Natalie Bergman Presents Hopeful Video “Paint The Rain”
Natalie Bergman’s “Paint The Rain” Is The Sweetest Moment On Her Debut Album Pity, out now. While lyrically this is a pretty sad song about breaking up a relationship, sonically it is filled with beams of bright sunshine, thanks to its regular, dreamy ’70s gospel sound.
The record is Bergman’s first as a solo artist, but she has already released three more as part of her better-known project, Wild Belle, formed with her brother, Elliot. In 2019, they lost their father in a car accident, a tragedy that sparked the creation of Pity for Bergman. This beautiful set of songs is inspired by his totally mesmerizing vision of the gospel, a hazy, delirious and radiant vision in the soul.
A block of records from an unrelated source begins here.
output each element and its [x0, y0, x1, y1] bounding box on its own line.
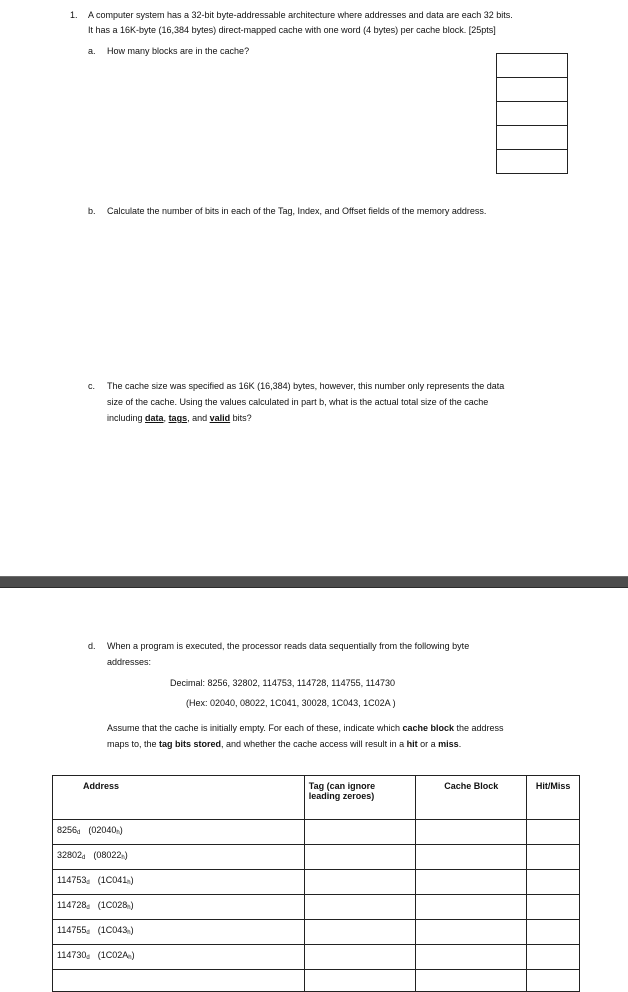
instruction-text: .	[458, 739, 462, 749]
instruction-bold: miss	[438, 739, 459, 749]
header-tag	[304, 776, 415, 820]
tag-cell[interactable]	[304, 895, 415, 920]
header-tag-line-1: Tag (can ignore	[308, 781, 376, 791]
header-hit-miss: Hit/Miss	[527, 776, 580, 820]
instruction-text: Assume that the cache is initially empty. For each of these, indicate which	[107, 723, 403, 733]
decimal-address-list: Decimal: 8256, 32802, 114753, 114728, 114755, 114730	[170, 678, 396, 688]
hit-miss-cell[interactable]	[527, 920, 580, 945]
part-d-line-2: addresses:	[107, 657, 152, 667]
tags-word: tags	[168, 413, 188, 423]
answer-box[interactable]	[496, 102, 568, 126]
table-row	[53, 945, 580, 970]
question-text-line-2: It has a 16K-byte (16,384 bytes) direct-mapped cache with one word (4 bytes) per cache block. [25pts]	[88, 25, 496, 35]
table-header-row	[53, 776, 580, 820]
instruction-text: the address	[454, 723, 504, 733]
answer-box-stack	[496, 53, 568, 174]
instruction-text: maps to, the	[107, 739, 160, 749]
part-b-label: b.	[88, 206, 96, 216]
table-row	[53, 870, 580, 895]
part-c-line-2: size of the cache. Using the values calculated in part b, what is the actual total size of the cache	[107, 397, 489, 407]
address-cell	[53, 870, 305, 895]
part-b-text: Calculate the number of bits in each of the Tag, Index, and Offset fields of the memory address.	[107, 206, 487, 216]
part-d-label: d.	[88, 641, 96, 651]
address-hex: $(1C043_h)$	[97, 925, 134, 936]
tag-cell[interactable]	[304, 945, 415, 970]
instruction-text: or a	[417, 739, 439, 749]
address-cell	[53, 820, 305, 845]
tag-cell[interactable]	[304, 970, 415, 992]
part-a-text: How many blocks are in the cache?	[107, 46, 250, 56]
answer-table	[52, 775, 580, 992]
cache-block-cell[interactable]	[416, 945, 527, 970]
table-row	[53, 820, 580, 845]
tag-cell[interactable]	[304, 820, 415, 845]
instruction-bold: cache block	[402, 723, 455, 733]
table-row	[53, 845, 580, 870]
part-c-suffix: bits?	[230, 413, 252, 423]
header-tag-line-2: leading zeroes)	[308, 791, 375, 801]
answer-box[interactable]	[496, 53, 568, 78]
hit-miss-cell[interactable]	[527, 820, 580, 845]
cache-block-cell[interactable]	[416, 920, 527, 945]
part-a-label: a.	[88, 46, 96, 56]
address-cell[interactable]	[53, 970, 305, 992]
header-cache-block: Cache Block	[416, 776, 527, 820]
hit-miss-cell[interactable]	[527, 895, 580, 920]
hit-miss-cell[interactable]	[527, 945, 580, 970]
instruction-bold: tag bits stored	[159, 739, 222, 749]
address-cell	[53, 895, 305, 920]
cache-block-cell[interactable]	[416, 870, 527, 895]
hit-miss-cell[interactable]	[527, 870, 580, 895]
answer-box[interactable]	[496, 78, 568, 102]
cache-block-cell[interactable]	[416, 895, 527, 920]
address-decimal: $114753_d$	[57, 875, 90, 886]
valid-word: valid	[209, 413, 231, 423]
address-decimal: $8256_d$	[57, 825, 81, 836]
part-c-line-3	[107, 413, 252, 423]
instructions-line-2	[107, 739, 461, 749]
instruction-text: , and whether the cache access will result in a	[221, 739, 407, 749]
hex-address-list: (Hex: 02040, 08022, 1C041, 30028, 1C043, 1C02A )	[186, 698, 396, 708]
cache-block-cell[interactable]	[416, 820, 527, 845]
part-c-line-1: The cache size was specified as 16K (16,384) bytes, however, this number only represents the data	[107, 381, 505, 391]
address-cell	[53, 945, 305, 970]
cache-block-cell[interactable]	[416, 970, 527, 992]
separator: , and	[187, 413, 210, 423]
page-divider	[0, 576, 628, 588]
separator: ,	[163, 413, 169, 423]
question-text-line-1: A computer system has a 32-bit byte-addressable architecture where addresses and data are each 32 bits.	[88, 10, 513, 20]
address-hex: $(08022_h)$	[93, 850, 128, 861]
hit-miss-cell[interactable]	[527, 970, 580, 992]
table-row-blank	[53, 970, 580, 992]
address-hex: $(1C02A_h)$	[97, 950, 135, 961]
address-decimal: $114730_d$	[57, 950, 90, 961]
table-row	[53, 920, 580, 945]
tag-cell[interactable]	[304, 920, 415, 945]
instructions-line-1	[107, 723, 504, 733]
address-decimal: $32802_d$	[57, 850, 86, 861]
tag-cell[interactable]	[304, 870, 415, 895]
address-hex: $(1C041_h)$	[97, 875, 134, 886]
answer-box[interactable]	[496, 150, 568, 174]
address-hex: $(02040_h)$	[88, 825, 123, 836]
hit-miss-cell[interactable]	[527, 845, 580, 870]
instruction-bold: hit	[406, 739, 418, 749]
part-d-line-1: When a program is executed, the processor reads data sequentially from the following byte	[107, 641, 470, 651]
address-decimal: $114755_d$	[57, 925, 90, 936]
part-c-prefix: including	[107, 413, 146, 423]
address-cell	[53, 845, 305, 870]
address-cell	[53, 920, 305, 945]
address-hex: $(1C028_h)$	[97, 900, 134, 911]
answer-box[interactable]	[496, 126, 568, 150]
data-word: data	[145, 413, 164, 423]
question-number: 1.	[70, 10, 78, 20]
header-address: Address	[53, 776, 305, 820]
cache-block-cell[interactable]	[416, 845, 527, 870]
address-decimal: $114728_d$	[57, 900, 90, 911]
part-c-label: c.	[88, 381, 96, 391]
table-row	[53, 895, 580, 920]
tag-cell[interactable]	[304, 845, 415, 870]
On âPaint The Rainâ it is used to bring a song about Collapse into a Realm of Hope, where she sings âYou paint the rain!â on his outro feels almost redemptive.
NYLON releases the video for âPaint The Rain,â which was shot in the deserts of Los Angeles on Friday. This reflects Bergman’s own retreat to a desert monastery in New Mexico when she began creating the album and dealing with her own grief. In the black and white stop-motion style video, she plays with blocks, ladders, kites and other miscellaneous objects in the sandy mountains; it is both a peaceful and surreal experience.
Watch it below and read on to learn more about Bergman, kites, and the hopeful powers of gospel music.
What are you doing right now – describe your surroundings.
I have several piles of hands, teeth, eyes, shapes and patterns cut out on my living room floor. I just made a stop motion film for my friends at Arts of Life, a non-profit organization that offers artists with intellectual and developmental disabilities a collective space to expand their practice. I recently commissioned a piece from one of their artists Jean Wilson. It’s called âStereo Rockâ. This is an incredibly cool painting of a stereo. She is an amazing painter and she paints often on cardboard, which is one of my favorite surfaces to work on.
Tell me a little bit about “Paint The Rain” – how does this song fit into the big story arc of Pity for you?
After writing most of PityI left Los Angeles for six months and returned to the woods where I grew up. I was doing a lot of art. Sculptures and blue paintings box. I was driving to get some paint one morning and hit an Indigo Bunting with my pickup truck. A little blue songbird. It was very disturbing and sad and I stopped to cry for a few moments. I turned around and went home, and that same morning I wrote âPaint The Rainâ. While the lyrics have nothing to do with that poor little songbird, they relate to the death of a relationship, and I certainly felt very blue during that time.
How was the experience of filming this video in the desert – to come back to the same environment as when you were at the monastery?
The Los Angeles desert in the spring is completely different from the New Mexico desert in the middle of winter. The video shoot was guerrilla warfare, which is typical of most of my films, but the elements in the desert are so much bigger than usâ¦ the sun and the wind are mighty and will eat you alive! My box sculptures became tumbleweeds and the kites had their own spirit. It was still an experience, and I have a pretty solid crew of my own tumbleweeds that will follow me on any adventure.
You sing about building and flying a kite in “Paint The Rain”.
I have built a few kites last year and only one has flown successfully. It makes a cameo appearance in this video. There was a kite festival in the 1950s that was hosted by students from the School of the Art Institute of Chicago, and I dreamed of hosting my own kite festival in the summer.
You talked about the hopeful power of gospel music, and that Pity is your take on the gospel.
I love the tradition of gospel music in churches because it brings people together to sing. It’s community music. I hope to bring people together with my own songs and spread some gospel news. We did a hymn for my record and my church in Chicago will be singing âI Will Praise Youâ this Sunday. Excited to hear it.
Besides this record, what brings you hope, comfort and healing these days?
I’m going to the mountains this weekend. I happen to be accompanied by the subject of this song. Love always finds its way back to you.